Dr. Julie Andsager from the University of Iowa and Rob Daves, a pollster at the Minneapolis Star Tribune, with Dr. Tudor Vlad. |
Graduates of U.S. Journalism Programs Give Mixed Support to Media Rights
Despite their specialized training, graduates of university journalism and mass communication programs in the United States are hardly absolutists in terms of media rights, a study by researchers at the University of Georgia has revealed.
Rather, the graduates of the U.S. journalism and mass communication programs give qualified support to such media rights as the reporting of classified materials and protecting confidential sources.
The findings were labeled as “worrying” by researchers Drs. Tudor Vlad and Lee B. Becker, because they show that those entering careers in mass communication are not like to fight for the protection of media rights essential for the preservation of democracy.
Dr. Vlad, assistant director of the James M. Cox Jr. Center for International Mass Communication Training and Research, and Dr. Becker, director of the Cox Center, presented the results of their research at the annual conference of the Midwest Association for Public Opinion Research meeting in November in Chicago. The Cox Center is a unit of the Grady College of Journalism and Mass Communication at the University of Georgia.
Only three in 10 of the journalism and mass communication graduates said the media should be protected all the time when television newscasts include video that may contain a message from terrorists, the researchers reported. Nearly six in 10 said the media should be protected only “under certain circumstances.”
Nearly four in 10 of the graduates said the media should be protected when journalists write stories about U.S. soldiers in combat that portray them unfavorably, while just a slightly higher ratio said the media should be protected in this case “under certain circumstances.”
“That so many of the graduates do not see these as basic, clear and absolute rights says a lot,” the researchers wrote in the research paper made available after the oral summary of the findings. Dr.
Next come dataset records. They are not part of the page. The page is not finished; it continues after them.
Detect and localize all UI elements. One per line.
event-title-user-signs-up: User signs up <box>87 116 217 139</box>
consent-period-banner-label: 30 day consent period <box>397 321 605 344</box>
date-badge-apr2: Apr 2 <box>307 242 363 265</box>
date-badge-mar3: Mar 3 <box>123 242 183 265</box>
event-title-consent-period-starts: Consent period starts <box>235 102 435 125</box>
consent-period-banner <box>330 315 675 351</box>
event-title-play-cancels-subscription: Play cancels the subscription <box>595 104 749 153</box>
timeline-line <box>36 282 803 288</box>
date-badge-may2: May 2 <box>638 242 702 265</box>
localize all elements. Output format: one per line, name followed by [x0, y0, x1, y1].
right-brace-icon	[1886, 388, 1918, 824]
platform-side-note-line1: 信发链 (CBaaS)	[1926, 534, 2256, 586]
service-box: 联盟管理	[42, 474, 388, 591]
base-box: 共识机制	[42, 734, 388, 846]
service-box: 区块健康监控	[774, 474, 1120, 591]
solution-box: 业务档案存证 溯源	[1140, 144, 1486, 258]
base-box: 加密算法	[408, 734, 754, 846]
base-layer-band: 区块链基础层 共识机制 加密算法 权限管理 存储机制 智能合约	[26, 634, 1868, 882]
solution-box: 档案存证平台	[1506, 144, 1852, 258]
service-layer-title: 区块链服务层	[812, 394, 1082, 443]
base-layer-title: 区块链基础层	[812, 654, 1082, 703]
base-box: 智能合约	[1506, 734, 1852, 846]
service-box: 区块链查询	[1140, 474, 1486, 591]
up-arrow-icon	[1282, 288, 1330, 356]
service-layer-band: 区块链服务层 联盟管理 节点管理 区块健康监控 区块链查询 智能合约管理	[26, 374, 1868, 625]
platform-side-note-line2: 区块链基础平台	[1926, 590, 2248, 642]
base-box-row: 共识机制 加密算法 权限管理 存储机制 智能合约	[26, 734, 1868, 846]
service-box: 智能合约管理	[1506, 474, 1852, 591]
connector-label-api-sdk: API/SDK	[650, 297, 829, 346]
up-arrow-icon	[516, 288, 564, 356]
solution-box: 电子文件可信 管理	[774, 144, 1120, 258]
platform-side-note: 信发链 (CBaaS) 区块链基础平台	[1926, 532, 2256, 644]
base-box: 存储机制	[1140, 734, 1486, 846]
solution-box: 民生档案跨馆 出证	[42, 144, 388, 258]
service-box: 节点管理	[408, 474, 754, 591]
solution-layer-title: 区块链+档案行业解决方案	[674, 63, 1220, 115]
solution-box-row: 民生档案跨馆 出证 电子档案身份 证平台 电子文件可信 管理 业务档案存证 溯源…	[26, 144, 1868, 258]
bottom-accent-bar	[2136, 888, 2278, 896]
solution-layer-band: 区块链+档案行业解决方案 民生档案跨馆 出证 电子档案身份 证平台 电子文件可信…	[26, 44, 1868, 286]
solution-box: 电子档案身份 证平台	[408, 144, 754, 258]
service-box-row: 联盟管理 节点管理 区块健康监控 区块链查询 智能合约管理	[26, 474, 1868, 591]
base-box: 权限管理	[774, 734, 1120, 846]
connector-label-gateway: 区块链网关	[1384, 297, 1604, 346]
Vlad noted in those oral comments that the clamp down on the independent media in Russia in recent years followed the realization on the part of the Russian leaders that the media enjoyed little support from the public.
The findings come from a national survey of graduates of journalism and mass communication programs conducted in late 2004 and early 2005. The results of the 2004 graduates of journalism and mass communication programs also were compared with responses of 1994 graduates of journalism and mass communication programs.
Those comparisons show that little has changed. They also show that women are less supportive of media rights than men and that graduates who specialized in journalism were more supportive of media rights than those who specialized in other mass communication areas of study such as advertising, public relations and telecommunications.
The data come from the Annual Surveys of Journalism & Mass Communication, which are housed in the Cox Center and supported by communication associations, foundations supporting journalism education, and media organizations.
The data from the 1994 graduates were compared with data gathered in 1990 and 1991 from a national sample of the general population. The graduates were found to be more supportive of media rights than the general population.
Approximately 120 researchers attended the meeting in Chicago, held November 18 and 19.